Posted by Amod Lele in Compassion, Consciousness, Emotion, Foundations of Ethics, Friends, Honesty, Human Nature, Metaphysics, Morality, Psychology

≈ 3 Comments

Tags

Alan Turing, Blake Lemoine, Boston University, ChatGPT, Confucius, David Chalmers, Frans de Waal, Google, nonhuman animals, obligation, pedagogy, phenomenology, Replika, technology

Artificial intelligence is all the rage right now, and for good reason. When ChatGPT first made the news this December, I tested it by feeding it the kind of prompt I might give for a short comparison essay assignment in my Indian philosophy class. I looked at the result, and I thought: “this is a B-. Maybe a B.” It certainly wasn’t a good paper, it was mediocre – but no more mediocre than the passing papers submitted by lower-performing students at élite universities. So at Boston University my colleagues and I held a sold-out conference to think about how assignments and their marking will need to change in an era where students have access to such tools.

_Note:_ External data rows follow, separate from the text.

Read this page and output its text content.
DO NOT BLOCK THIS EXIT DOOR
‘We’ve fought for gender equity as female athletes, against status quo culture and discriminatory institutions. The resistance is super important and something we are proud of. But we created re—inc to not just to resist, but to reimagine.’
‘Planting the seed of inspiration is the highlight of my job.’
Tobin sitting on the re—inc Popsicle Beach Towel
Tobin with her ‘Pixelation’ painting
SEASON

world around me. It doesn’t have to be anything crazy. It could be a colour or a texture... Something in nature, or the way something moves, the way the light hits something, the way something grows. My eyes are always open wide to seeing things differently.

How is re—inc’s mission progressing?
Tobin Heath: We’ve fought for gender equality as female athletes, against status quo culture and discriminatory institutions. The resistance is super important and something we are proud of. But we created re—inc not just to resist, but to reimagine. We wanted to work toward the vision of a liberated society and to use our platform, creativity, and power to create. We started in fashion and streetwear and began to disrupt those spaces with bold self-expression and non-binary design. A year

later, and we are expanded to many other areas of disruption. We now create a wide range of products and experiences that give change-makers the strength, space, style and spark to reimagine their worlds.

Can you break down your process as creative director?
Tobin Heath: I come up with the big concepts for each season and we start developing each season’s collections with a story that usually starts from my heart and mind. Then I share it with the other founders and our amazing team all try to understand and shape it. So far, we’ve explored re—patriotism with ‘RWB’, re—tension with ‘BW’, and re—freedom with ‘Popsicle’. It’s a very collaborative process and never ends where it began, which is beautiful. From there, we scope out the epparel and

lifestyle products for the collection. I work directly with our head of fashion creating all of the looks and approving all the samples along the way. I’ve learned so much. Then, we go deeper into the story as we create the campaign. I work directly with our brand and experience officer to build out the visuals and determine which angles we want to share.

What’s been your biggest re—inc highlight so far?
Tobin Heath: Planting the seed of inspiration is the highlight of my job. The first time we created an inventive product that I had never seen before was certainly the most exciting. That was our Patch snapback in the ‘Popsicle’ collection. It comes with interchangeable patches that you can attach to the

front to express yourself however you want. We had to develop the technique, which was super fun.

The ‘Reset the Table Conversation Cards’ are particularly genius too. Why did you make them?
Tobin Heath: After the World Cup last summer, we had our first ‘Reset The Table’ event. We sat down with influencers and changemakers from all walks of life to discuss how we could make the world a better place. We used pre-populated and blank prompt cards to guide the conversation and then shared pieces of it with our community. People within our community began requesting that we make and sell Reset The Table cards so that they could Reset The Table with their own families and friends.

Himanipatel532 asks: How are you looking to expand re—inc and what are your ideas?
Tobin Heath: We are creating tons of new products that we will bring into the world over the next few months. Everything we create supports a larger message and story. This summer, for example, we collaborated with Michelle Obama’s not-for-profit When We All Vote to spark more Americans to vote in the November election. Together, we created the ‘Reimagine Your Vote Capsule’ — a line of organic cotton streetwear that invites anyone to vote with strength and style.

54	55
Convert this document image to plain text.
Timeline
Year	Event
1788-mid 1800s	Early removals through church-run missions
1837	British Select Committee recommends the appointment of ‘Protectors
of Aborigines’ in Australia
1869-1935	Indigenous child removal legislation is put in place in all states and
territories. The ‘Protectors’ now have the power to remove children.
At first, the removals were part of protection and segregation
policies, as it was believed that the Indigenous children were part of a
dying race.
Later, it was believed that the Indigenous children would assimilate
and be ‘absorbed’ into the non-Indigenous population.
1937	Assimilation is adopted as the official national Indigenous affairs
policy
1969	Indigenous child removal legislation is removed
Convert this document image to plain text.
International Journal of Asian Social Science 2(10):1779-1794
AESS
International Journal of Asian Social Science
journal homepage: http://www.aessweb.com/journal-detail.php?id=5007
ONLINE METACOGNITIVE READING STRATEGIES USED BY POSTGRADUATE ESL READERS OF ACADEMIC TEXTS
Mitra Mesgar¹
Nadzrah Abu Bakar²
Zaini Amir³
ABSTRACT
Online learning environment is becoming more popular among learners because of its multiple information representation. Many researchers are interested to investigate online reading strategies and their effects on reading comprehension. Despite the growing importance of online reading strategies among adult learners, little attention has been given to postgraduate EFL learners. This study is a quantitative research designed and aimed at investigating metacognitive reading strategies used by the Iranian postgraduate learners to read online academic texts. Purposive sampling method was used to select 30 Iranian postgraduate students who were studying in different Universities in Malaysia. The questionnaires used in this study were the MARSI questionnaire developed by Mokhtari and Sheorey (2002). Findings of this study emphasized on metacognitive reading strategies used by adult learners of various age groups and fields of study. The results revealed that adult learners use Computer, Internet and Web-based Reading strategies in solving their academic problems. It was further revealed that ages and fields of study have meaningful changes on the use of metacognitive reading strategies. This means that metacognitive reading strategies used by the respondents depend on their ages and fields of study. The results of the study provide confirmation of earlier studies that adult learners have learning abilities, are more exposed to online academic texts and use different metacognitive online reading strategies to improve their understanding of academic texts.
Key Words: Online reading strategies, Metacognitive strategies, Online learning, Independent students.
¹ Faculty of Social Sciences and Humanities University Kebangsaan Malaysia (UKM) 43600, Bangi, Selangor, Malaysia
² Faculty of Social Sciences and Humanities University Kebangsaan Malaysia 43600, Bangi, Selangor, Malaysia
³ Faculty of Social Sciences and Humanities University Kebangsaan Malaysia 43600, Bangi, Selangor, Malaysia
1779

As people spoke at the conference, my mind drifted to larger questions beyond pedagogy. One professor in the audience noted she’d used ChatGPT herself enough that when it was down for a couple days she typed in “ChatGPT, I missed you”, and it had a ready response (“I don’t have emotions, but thank you.”) In response a presenter noted a different AI tool called Replika, which simulates a romantic partner – and looks to be quite popular. Replika’s site bills itself as “the AI companion who cares”, and “the first AI with empathy”. All this indicates to me that while larger philosophical questions about AI have been asked for a long time, in the 2020s they are no longer hypothetical.